Barrow to supply future Kildare water needs



Michael Garrick, Patrick J Tobin & Co Ltd; John Murphy, senior engineer with Kildare County Council; Jerry Cronin and Jim Oliver of Nicholas O’Dwyer consultants pictured following their briefing to Kildare County Council on the proposed water abstraction from the River Barrow for south Kildare.

COUNTY HALL, 15 October: by Trish Whelan. Kildare County Council is looking to the River Barrow to supply much of the county’s future water demands. At the most recent Council meeting it was proposed to undertake a water abstraction programme from the River Barrow following a presentation by consultants Nicholas O’Dwyer Ltd and Patrick J Tobin & Co Ltd.

The Consultants said the River Liffey, which provides water for Kildare and Dublin, is approaching a point where there is little scope for future abstraction so supplies for the county must be met from groundwater and from the River Barrow.

It is proposed to take up to 8 million gallons a day from the River Barrow - less than 5% of the average flow at the proposed abstraction point within a mile or so upstream of Athy.

Kildare currently requires 52 MLD (megalitres a day) for its needs and most of this comes from the River Liffey. It is anticipated demand will rise to 67.5 in 2005 and 75.9 by 2010. Using the River Barrow would see abstraction from the River Liffey fall to 50.

The proposed scheme will go on public display late October/early November 2001.

Senator John Dardis and Deputy Emmet Stagg said water could be piped from River Shannon to cater for demand in Dublin and Kildare.

Deputy Stagg said the River Liffey has ‘been milked dry’ and engineers now admit they cannot put any more sewerage into the River Liffey or take any more water out of it. He said taking 50 MLD (megalitres a day) has a huge effect on the ecology of the river. He said this will be the first step of major abstraction from the Barrow and ‘a lot more will follow’.
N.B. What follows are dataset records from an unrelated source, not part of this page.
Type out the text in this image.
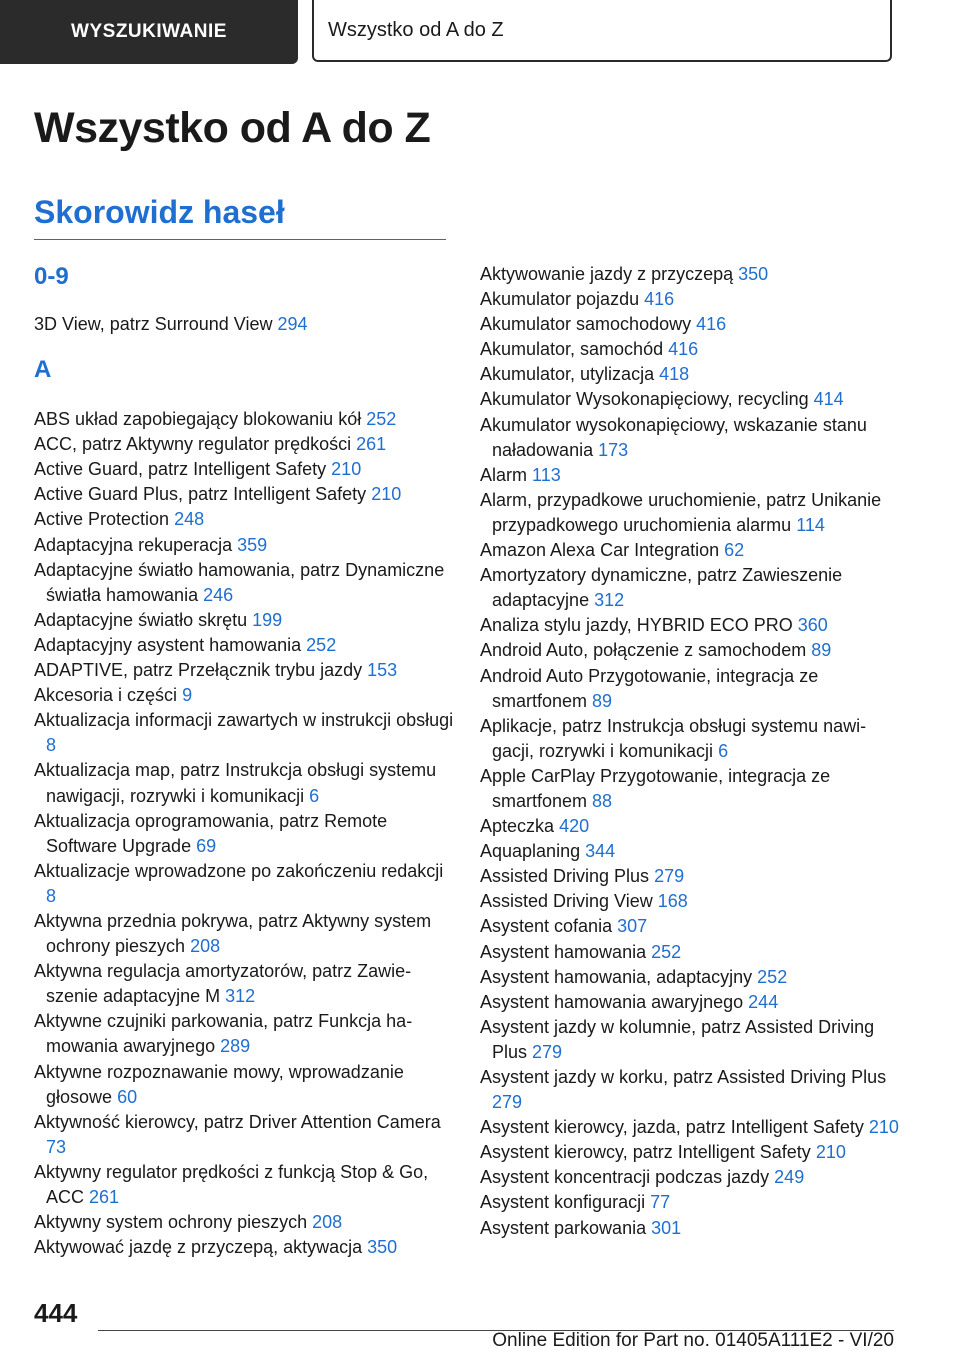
WYSZUKIWANIE	Wszystko od A do Z
Wszystko od A do Z
Skorowidz haseł

0-9

3D View, patrz Surround View 294

A

ABS układ zapobiegający blokowaniu kół 252

ACC, patrz Aktywny regulator prędkości 261

Active Guard, patrz Intelligent Safety 210

Active Guard Plus, patrz Intelligent Safety 210

Active Protection 248

Adaptacyjna rekuperacja 359

Adaptacyjne światło hamowania, patrz Dynamiczne światła hamowania 246

Adaptacyjne światło skrętu 199

Adaptacyjny asystent hamowania 252

ADAPTIVE, patrz Przełącznik trybu jazdy 153

Akcesoria i części 9

Aktualizacja informacji zawartych w instrukcji obsługi 8

Aktualizacja map, patrz Instrukcja obsługi systemu nawigacji, rozrywki i komunikacji 6

Aktualizacja oprogramowania, patrz Remote Software Upgrade 69

Aktualizacje wprowadzone po zakończeniu redakcji 8

Aktywna przednia pokrywa, patrz Aktywny system ochrony pieszych 208

Aktywna regulacja amortyzatorów, patrz Zawieszenie adaptacyjne M 312

Aktywne czujniki parkowania, patrz Funkcja hamowania awaryjnego 289

Aktywne rozpoznawanie mowy, wprowadzanie głosowe 60

Aktywność kierowcy, patrz Driver Attention Camera 73

Aktywny regulator prędkości z funkcją Stop & Go, ACC 261

Aktywny system ochrony pieszych 208

Aktywować jazdę z przyczepą, aktywacja 350

Aktywowanie jazdy z przyczepą 350

Akumulator pojazdu 416

Akumulator samochodowy 416

Akumulator, samochód 416

Akumulator, utylizacja 418

Akumulator Wysokonapięciowy, recycling 414

Akumulator wysokonapięciowy, wskazanie stanu naładowania 173

Alarm 113

Alarm, przypadkowe uruchomienie, patrz Unikanie przypadkowego uruchomienia alarmu 114

Amazon Alexa Car Integration 62

Amortyzatory dynamiczne, patrz Zawieszenie adaptacyjne 312

Analiza stylu jazdy, HYBRID ECO PRO 360

Android Auto, połączenie z samochodem 89

Android Auto Przygotowanie, integracja ze smartfonem 89

Aplikacje, patrz Instrukcja obsługi systemu nawigacji, rozrywki i komunikacji 6

Apple CarPlay Przygotowanie, integracja ze smartfonem 88

Apteczka 420

Aquaplaning 344

Assisted Driving Plus 279

Assisted Driving View 168

Asystent cofania 307

Asystent hamowania 252

Asystent hamowania, adaptacyjny 252

Asystent hamowania awaryjnego 244

Asystent jazdy w kolumnie, patrz Assisted Driving Plus 279

Asystent jazdy w korku, patrz Assisted Driving Plus 279

Asystent kierowcy, jazda, patrz Intelligent Safety 210

Asystent kierowcy, patrz Intelligent Safety 210

Asystent koncentracji podczas jazdy 249

Asystent konfiguracji 77

Asystent parkowania 301

444

Online Edition for Part no. 01405A111E2 - VI/20
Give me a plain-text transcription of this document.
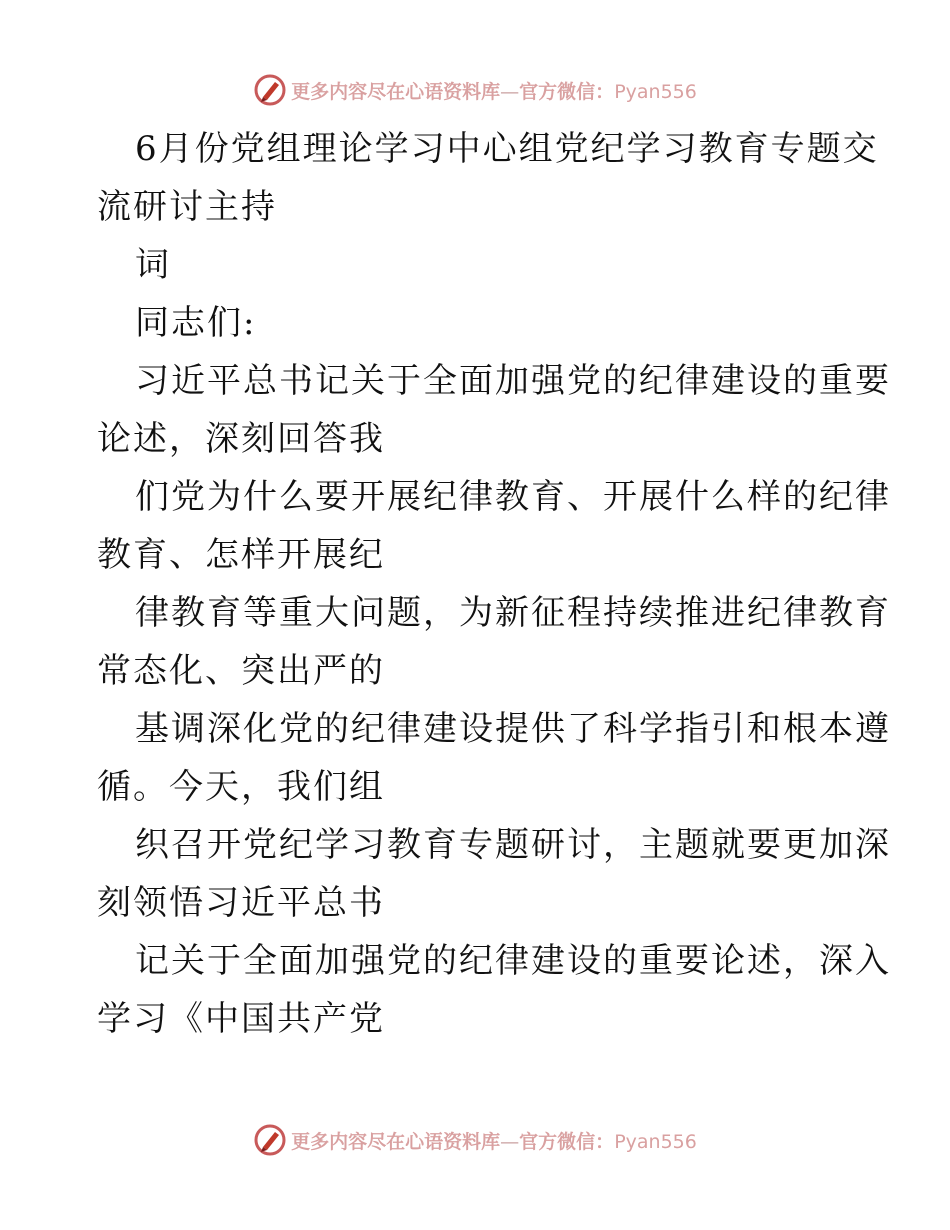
更多内容尽在心语资料库—官方微信：Pyan556
6月份党组理论学习中心组党纪学习教育专题交
流研讨主持
词
同志们:
习近平总书记关于全面加强党的纪律建设的重要
论述，深刻回答我
们党为什么要开展纪律教育、开展什么样的纪律
教育、怎样开展纪
律教育等重大问题，为新征程持续推进纪律教育
常态化、突出严的
基调深化党的纪律建设提供了科学指引和根本遵
循。今天，我们组
织召开党纪学习教育专题研讨，主题就要更加深
刻领悟习近平总书
记关于全面加强党的纪律建设的重要论述，深入
学习《中国共产党
更多内容尽在心语资料库—官方微信：Pyan556
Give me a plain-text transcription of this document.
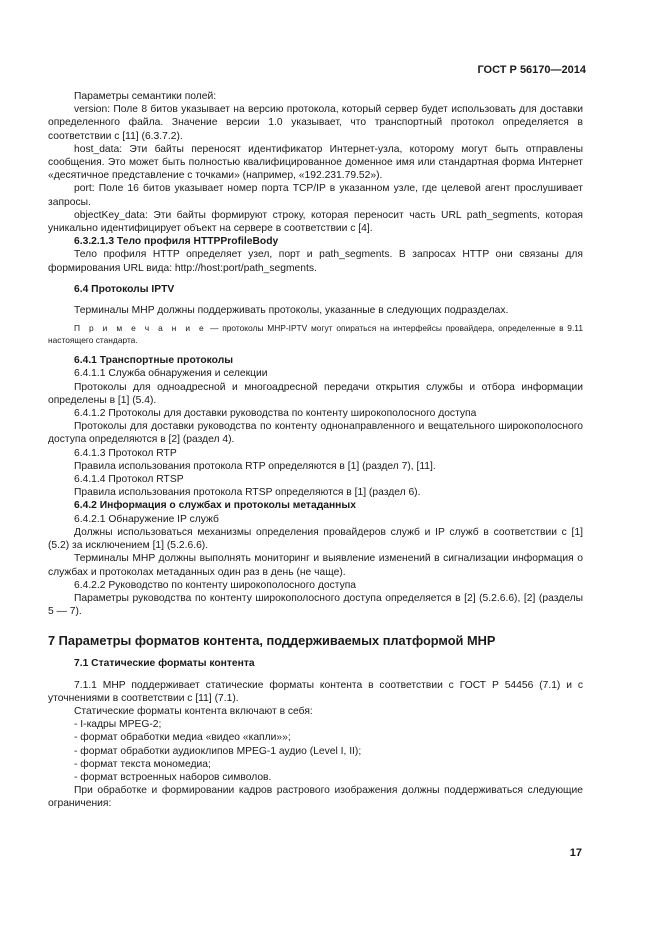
ГОСТ Р 56170—2014

Параметры семантики полей:

version: Поле 8 битов указывает на версию протокола, который сервер будет использовать для доставки определенного файла. Значение версии 1.0 указывает, что транспортный протокол определяется в соответствии с [11] (6.3.7.2).

host_data: Эти байты переносят идентификатор Интернет-узла, которому могут быть отправлены сообщения. Это может быть полностью квалифицированное доменное имя или стандартная форма Интернет «десятичное представление с точками» (например, «192.231.79.52»).

port: Поле 16 битов указывает номер порта TCP/IP в указанном узле, где целевой агент прослушивает запросы.

objectKey_data: Эти байты формируют строку, которая переносит часть URL path_segments, которая уникально идентифицирует объект на сервере в соответствии с [4].

6.3.2.1.3 Тело профиля HTTPProfileBody

Тело профиля HTTP определяет узел, порт и path_segments. В запросах HTTP они связаны для формирования URL вида: http://host:port/path_segments.

6.4 Протоколы IPTV

Терминалы MHP должны поддерживать протоколы, указанные в следующих подразделах.

П р и м е ч а н и е — протоколы MHP-IPTV могут опираться на интерфейсы провайдера, определенные в 9.11 настоящего стандарта.

6.4.1 Транспортные протоколы

6.4.1.1 Служба обнаружения и селекции

Протоколы для одноадресной и многоадресной передачи открытия службы и отбора информации определены в [1] (5.4).

6.4.1.2 Протоколы для доставки руководства по контенту широкополосного доступа

Протоколы для доставки руководства по контенту однонаправленного и вещательного широкополосного доступа определяются в [2] (раздел 4).

6.4.1.3 Протокол RTP

Правила использования протокола RTP определяются в [1] (раздел 7), [11].

6.4.1.4 Протокол RTSP

Правила использования протокола RTSP определяются в [1] (раздел 6).

6.4.2 Информация о службах и протоколы метаданных

6.4.2.1 Обнаружение IP служб

Должны использоваться механизмы определения провайдеров служб и IP служб в соответствии с [1] (5.2) за исключением [1] (5.2.6.6).

Терминалы MHP должны выполнять мониторинг и выявление изменений в сигнализации информация о службах и протоколах метаданных один раз в день (не чаще).

6.4.2.2 Руководство по контенту широкополосного доступа

Параметры руководства по контенту широкополосного доступа определяется в [2] (5.2.6.6), [2] (разделы 5 — 7).

7 Параметры форматов контента, поддерживаемых платформой MHP

7.1 Статические форматы контента

7.1.1 MHP поддерживает статические форматы контента в соответствии с ГОСТ Р 54456 (7.1) и с уточнениями в соответствии с [11] (7.1).

Статические форматы контента включают в себя:

- I-кадры MPEG-2;

- формат обработки медиа «видео «капли»»;

- формат обработки аудиоклипов MPEG-1 аудио (Level I, II);

- формат текста мономедиа;

- формат встроенных наборов символов.

При обработке и формировании кадров растрового изображения должны поддерживаться следующие ограничения:

17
Jerry Cronin of Nicholas O’Dwyer Ltd said it is recognised from a Greater Dublin viewpoint that the Liffey as a resource is limited and Dublin Corporation plans to increase the level of water abstraction from Ballymore Eustace which will allow Kildare take a further 7 megalitres of water a day. He said the bulk of the expansion of the Liffey will be for the Dublin local authorities and for Dublin Corporation. He added that Dublin Corporation already has approval to abstract more than it actually does at present.

“We would be able to take 66 megalitres a day from the River Liffey. We’re dropping our dependence on the Liffey by taking water from the Barrow to the level of 50 megalitres a day,” he told councillors. He said until the Barrow system comes on line, sufficient water will not be available to phase out other sources in Kildare.

Mr Cronin said if water is taken from the Shannon ‘it must be in a greater scheme for Dublin and not Kildare’.

The regional water system in South Kildare will be based on Barrow abstraction supplying south Kildare.